Маша виновато улыбнулась, опустила котелок. Мальчишка поднялся, исчез в темноте.

— Ведьмы и колдуны — они хитрющие, паралич их разбей! — продолжал рассказывать дребезжащим голосом дед Никодим и кутался в тулуп. — Они просто так не покажутся. Они, подлые, ждут того момента, чтоб напугать тебя до смерти… потому, ребятки мои, всегда начеку надо быть…

Костерчик догорал, красные угли подергивались пеплом, темнели и переливались. Кто-то подбросил сухих веток, и пламя мгновенно взметнулось вверх, весело затрещало.

Чувствуя от холода еще большую дрожь, Маша поднялась, тихо пошла от костра.

И никто не заметил ее ухода. Мальчишки слушали рассказ подвыпившего деда Никодима.

Маша шла к берегу и вдруг услышала за спиной перестук копыт. Она обернулась.

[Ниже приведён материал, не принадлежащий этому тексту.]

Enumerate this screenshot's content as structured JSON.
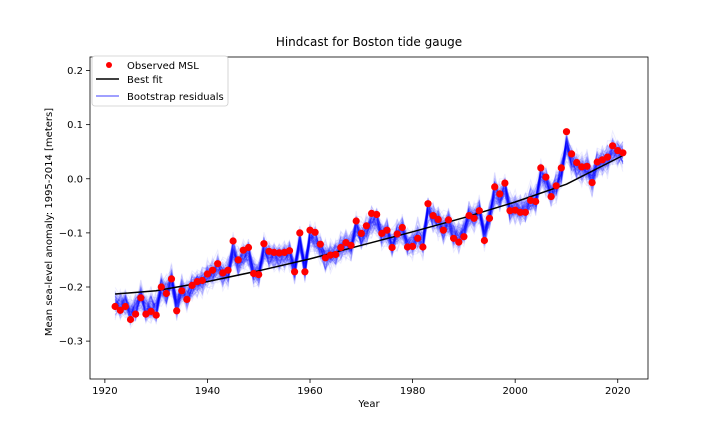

Прямо на нее скакал голенастый жеребенок, скакал как-то бочком, закинув назад большую голову на худой шее. И вдруг резко остановился как вкопанный, подняв торчком большие уши, и глубокие маслянистые глаза настороженно смотрели на человека.

Маша улыбнулась, медленно подошла к жеребенку, погладила по короткой курчавой гривке. Жеребенок ткнулся мягкими теплыми губами ей в руку, надеясь полакомиться чем-нибудь вкусненьким. Маша гладила его по шее, хлопала по спине.

И вдруг из темноты донеслось тихое призывное ржание. И жеребенок чутко вскинул голову, рванулся и поскакал, высоко взбрыкивая задними ногами.

Маша спустилась к берегу, забралась в лодку, села на холодную мокрую скамейку и стала торопливо грести к берегу. Мелкая дрожь трясла, выстукивали зубы.